Anxious Pleasures: Shakespearean Comedy and the Nation-state
Anxious Pleasures argues for both a historical way of understanding the unconscious and for exploring how the unconscious is constructed as a threatening underside, or "other," of any discursive order. It arose from author Jonathan Hall's dissatisfaction with the separation of psychoanalytical and historical approaches to literature, as well as from a fascination with the continuing capacity of major Renaissance writers to produce both disturbance and pleasure. It also arose from the author's experience of teaching a multicultural history of comic drama to largely non-Western graduate students. Their probing questions make them the coauthors of this book.

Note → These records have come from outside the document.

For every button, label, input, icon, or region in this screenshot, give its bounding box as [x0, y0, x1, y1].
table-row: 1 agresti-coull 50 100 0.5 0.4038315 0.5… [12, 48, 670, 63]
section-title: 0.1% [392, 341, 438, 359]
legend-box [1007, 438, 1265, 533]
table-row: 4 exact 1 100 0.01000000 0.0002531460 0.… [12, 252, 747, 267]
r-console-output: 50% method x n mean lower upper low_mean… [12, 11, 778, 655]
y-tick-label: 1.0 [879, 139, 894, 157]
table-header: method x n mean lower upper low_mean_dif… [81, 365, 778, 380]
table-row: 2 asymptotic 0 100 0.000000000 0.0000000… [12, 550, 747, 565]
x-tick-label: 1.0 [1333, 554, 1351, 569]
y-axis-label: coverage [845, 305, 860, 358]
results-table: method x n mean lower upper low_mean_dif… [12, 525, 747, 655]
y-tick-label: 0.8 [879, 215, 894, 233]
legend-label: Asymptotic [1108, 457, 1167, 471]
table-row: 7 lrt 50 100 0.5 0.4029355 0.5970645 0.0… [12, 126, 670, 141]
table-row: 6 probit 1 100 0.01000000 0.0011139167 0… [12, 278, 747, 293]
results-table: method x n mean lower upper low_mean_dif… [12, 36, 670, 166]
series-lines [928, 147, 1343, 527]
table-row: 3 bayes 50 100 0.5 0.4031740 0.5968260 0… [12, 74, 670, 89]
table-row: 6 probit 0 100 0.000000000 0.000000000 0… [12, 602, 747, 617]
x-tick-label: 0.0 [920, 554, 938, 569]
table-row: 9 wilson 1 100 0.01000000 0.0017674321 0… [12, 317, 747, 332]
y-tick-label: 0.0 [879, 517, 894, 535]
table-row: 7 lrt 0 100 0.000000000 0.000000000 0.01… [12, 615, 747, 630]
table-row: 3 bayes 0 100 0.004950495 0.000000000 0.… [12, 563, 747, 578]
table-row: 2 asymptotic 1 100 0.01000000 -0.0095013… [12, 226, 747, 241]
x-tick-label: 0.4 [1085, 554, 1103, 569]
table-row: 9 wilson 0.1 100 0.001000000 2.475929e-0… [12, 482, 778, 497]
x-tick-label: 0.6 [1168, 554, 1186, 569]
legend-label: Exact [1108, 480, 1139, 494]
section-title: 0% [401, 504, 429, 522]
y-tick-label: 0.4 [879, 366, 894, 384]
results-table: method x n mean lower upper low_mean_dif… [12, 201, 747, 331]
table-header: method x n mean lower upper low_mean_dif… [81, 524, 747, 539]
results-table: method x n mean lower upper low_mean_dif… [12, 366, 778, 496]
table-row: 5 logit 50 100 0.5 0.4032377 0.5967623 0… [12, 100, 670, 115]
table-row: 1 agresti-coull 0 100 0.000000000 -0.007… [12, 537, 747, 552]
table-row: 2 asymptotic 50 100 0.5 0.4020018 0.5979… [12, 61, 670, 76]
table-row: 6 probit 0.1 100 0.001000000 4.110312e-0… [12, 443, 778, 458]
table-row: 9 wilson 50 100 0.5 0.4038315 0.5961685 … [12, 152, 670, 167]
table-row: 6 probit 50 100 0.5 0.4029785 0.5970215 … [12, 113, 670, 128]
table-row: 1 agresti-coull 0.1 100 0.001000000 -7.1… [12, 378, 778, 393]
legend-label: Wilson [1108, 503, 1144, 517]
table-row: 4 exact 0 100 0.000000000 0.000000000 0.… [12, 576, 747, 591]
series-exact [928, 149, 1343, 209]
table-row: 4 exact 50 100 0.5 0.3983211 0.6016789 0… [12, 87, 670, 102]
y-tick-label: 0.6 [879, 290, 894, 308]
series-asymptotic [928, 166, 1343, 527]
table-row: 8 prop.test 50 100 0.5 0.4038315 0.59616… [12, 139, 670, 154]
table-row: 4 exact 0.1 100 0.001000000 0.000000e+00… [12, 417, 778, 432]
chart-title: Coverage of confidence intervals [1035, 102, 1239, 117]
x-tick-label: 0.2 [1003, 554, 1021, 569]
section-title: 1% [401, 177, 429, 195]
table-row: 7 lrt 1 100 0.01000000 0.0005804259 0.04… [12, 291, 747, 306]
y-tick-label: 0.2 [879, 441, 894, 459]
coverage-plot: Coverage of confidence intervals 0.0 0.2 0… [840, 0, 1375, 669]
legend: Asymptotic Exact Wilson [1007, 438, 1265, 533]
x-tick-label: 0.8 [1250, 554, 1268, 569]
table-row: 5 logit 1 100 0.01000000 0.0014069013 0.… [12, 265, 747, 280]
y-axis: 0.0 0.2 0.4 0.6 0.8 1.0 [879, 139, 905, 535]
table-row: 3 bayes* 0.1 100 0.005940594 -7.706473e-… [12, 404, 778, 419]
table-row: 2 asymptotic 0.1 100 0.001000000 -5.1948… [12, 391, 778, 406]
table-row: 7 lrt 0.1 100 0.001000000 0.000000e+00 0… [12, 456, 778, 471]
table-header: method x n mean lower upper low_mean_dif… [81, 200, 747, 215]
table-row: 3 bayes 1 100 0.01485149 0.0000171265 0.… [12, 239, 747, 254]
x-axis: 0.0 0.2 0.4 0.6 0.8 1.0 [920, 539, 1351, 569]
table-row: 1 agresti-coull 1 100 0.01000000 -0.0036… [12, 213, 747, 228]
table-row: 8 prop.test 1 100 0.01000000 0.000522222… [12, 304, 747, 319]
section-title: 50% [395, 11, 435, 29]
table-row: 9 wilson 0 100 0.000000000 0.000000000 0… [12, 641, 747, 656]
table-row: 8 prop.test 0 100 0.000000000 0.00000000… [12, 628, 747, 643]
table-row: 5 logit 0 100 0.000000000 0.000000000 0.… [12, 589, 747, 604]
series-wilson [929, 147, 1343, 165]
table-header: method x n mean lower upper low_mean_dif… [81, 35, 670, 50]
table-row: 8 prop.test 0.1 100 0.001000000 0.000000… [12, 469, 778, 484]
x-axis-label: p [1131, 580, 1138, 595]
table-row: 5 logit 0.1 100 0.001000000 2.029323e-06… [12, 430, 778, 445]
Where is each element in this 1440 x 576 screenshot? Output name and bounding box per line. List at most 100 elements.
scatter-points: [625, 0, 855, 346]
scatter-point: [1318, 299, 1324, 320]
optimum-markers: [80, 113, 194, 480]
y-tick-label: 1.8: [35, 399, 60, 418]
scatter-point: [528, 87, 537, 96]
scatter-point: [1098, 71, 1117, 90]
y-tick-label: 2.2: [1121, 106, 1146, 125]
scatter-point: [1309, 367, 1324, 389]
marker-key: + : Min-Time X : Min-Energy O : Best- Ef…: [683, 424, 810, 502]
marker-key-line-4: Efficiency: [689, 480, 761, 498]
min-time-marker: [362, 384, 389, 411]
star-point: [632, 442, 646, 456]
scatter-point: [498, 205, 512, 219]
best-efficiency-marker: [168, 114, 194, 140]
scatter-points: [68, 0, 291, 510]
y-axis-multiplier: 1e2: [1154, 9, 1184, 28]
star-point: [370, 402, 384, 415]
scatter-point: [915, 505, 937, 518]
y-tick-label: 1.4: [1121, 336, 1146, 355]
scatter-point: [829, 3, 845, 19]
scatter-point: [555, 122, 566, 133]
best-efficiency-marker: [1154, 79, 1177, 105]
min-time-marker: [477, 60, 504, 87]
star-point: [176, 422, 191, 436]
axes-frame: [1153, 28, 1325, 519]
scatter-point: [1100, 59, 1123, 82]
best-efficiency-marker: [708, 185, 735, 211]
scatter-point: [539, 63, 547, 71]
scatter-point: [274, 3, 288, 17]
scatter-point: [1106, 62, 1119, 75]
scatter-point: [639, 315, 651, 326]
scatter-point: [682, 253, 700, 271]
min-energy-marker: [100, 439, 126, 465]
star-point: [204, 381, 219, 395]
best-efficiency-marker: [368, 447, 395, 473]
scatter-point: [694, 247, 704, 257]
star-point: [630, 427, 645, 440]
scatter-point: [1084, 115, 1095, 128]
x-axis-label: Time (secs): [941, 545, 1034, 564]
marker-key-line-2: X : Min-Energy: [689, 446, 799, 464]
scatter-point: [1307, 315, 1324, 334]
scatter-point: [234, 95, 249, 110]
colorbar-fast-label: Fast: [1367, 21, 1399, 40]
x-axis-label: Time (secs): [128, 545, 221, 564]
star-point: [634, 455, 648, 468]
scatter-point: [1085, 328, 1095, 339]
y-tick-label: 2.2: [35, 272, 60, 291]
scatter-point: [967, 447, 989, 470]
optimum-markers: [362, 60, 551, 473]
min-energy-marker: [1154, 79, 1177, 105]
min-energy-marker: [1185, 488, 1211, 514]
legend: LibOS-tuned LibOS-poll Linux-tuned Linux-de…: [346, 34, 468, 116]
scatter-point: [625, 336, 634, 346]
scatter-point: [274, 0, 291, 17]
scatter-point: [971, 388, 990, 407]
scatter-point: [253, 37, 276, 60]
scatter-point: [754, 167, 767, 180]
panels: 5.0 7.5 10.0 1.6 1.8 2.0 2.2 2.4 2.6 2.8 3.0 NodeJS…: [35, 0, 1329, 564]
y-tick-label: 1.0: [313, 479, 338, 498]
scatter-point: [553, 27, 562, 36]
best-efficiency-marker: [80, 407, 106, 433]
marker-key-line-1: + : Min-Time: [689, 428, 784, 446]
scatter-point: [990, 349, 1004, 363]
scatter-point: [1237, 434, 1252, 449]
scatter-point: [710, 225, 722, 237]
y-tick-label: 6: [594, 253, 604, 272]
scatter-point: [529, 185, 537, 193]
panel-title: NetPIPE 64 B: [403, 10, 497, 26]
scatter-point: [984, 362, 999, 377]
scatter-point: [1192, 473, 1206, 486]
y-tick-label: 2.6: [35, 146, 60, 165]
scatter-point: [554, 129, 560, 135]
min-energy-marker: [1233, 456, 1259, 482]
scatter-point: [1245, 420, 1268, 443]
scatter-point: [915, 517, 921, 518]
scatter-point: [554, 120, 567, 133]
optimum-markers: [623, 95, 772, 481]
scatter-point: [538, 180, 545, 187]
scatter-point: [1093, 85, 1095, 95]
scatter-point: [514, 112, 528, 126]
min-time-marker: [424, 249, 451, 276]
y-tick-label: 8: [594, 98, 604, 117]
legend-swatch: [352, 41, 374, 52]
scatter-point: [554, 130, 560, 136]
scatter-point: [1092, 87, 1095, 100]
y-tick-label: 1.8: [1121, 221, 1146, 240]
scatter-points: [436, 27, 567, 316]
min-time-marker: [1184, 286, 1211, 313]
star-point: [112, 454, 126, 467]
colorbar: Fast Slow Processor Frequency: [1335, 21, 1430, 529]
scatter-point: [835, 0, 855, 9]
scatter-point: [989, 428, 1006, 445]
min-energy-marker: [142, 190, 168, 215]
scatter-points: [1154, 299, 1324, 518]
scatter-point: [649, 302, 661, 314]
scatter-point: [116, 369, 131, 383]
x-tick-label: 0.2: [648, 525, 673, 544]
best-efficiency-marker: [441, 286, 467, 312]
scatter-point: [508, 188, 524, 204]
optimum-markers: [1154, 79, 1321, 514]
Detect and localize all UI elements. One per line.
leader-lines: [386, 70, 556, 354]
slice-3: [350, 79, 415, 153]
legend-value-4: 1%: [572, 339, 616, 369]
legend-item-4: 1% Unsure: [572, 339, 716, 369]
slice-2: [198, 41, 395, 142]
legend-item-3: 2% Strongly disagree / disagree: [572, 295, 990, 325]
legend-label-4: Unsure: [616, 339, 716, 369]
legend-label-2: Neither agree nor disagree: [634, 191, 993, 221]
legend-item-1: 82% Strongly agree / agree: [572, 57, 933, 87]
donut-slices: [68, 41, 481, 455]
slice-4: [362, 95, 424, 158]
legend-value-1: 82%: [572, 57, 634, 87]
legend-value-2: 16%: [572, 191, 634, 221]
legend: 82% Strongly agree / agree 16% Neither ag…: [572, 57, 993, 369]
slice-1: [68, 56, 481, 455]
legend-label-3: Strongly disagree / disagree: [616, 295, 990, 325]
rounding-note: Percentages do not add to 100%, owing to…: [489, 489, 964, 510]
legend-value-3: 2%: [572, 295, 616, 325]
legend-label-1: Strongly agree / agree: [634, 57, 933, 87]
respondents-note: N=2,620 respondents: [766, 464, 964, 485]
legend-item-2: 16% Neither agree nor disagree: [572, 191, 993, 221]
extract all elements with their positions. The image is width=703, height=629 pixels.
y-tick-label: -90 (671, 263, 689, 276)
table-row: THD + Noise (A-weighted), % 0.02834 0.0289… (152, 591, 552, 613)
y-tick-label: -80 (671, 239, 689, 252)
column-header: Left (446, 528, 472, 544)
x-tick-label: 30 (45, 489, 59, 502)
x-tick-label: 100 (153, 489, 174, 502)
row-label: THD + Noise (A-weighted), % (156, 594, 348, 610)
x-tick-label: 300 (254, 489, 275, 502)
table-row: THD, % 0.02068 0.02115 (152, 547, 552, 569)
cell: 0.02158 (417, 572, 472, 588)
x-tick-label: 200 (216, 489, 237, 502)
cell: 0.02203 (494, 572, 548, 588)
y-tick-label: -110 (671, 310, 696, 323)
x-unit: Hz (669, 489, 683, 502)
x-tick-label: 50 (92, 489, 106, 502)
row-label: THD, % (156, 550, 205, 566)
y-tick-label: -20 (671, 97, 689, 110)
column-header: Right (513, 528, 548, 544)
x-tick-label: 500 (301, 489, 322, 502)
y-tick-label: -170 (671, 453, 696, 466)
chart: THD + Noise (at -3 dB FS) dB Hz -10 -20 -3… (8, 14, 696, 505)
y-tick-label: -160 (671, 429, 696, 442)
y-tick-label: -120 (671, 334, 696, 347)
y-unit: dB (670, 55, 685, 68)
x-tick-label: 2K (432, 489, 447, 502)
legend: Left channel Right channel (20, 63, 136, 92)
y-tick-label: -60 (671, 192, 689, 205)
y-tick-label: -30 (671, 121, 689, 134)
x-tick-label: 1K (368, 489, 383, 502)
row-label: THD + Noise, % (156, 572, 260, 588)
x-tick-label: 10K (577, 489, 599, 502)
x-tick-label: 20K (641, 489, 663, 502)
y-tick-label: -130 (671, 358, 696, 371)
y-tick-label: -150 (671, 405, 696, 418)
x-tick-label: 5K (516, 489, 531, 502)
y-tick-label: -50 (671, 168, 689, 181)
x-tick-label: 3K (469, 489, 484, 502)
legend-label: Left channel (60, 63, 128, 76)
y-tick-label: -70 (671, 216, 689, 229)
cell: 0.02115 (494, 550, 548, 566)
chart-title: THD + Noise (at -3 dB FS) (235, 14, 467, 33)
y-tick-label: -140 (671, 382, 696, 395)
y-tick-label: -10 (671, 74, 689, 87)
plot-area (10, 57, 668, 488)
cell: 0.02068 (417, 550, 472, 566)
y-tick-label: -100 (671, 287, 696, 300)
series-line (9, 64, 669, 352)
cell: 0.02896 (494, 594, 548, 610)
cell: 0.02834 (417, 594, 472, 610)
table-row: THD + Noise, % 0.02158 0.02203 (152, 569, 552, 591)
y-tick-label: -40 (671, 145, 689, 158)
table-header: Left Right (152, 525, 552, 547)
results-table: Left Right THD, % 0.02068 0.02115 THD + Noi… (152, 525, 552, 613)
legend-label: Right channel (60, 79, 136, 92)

Taking its point of departure from Freud's theorization of the joke, Hall argues that laughter marks the moment when the subject's own commitments to rationality or any other order are dangerously exposed, even though this risk is immediately covered up to avoid the anxiety which full recognition of that exposure would entail. The book's opening chapter argues that the pleasure offered by comic discourse as a channel of libidinal release or de-repression is always doubled by the unconscious anxiety, or desire for restored order, which the comic discourse also constructs as its condition of possibility. The chapter later goes on to relate the forms of inwardly divided subjectivity required by the emergent nation-state to the strategies of Shakespearean comedy. The liberating, expansionist, and anarchic desacralization (or Deleuzian "decoding") of previously stable and authoritative discourse through a play with its signifiers, a desacralization that reveals both the arbitrariness and manipulative power of both verbal and visual signs, is characteristic of early capitalist expansion. And certainly Shakespearean wit, coupled with the psychic mobility of character, contributes greatly to this revolution in language.
The main body of the work offers closer and more concrete readings of the comedies in the light of this historical focus upon the production of an inherently schizoid discourse. The first section, which deals with the merchant plays, explores the relationship of mercantile "adventuring" desire to the state's need for both abstract law and territoriality and personal rule. The following sections deal with such themes as the relationship of wit to political and sexual anxiety, the connection of the mobility of signs to an elusive interiority of the subject, and the paradoxically threatening and redemptive mobility of women in relationship to patriarchal control. The final chapter argues that the psychic divisions set up by Shakespearean comedy are continually reproduced in the modern nation-state - a fact that largely accounts for their continuing playability and the psychic "truths" that both construct and address them.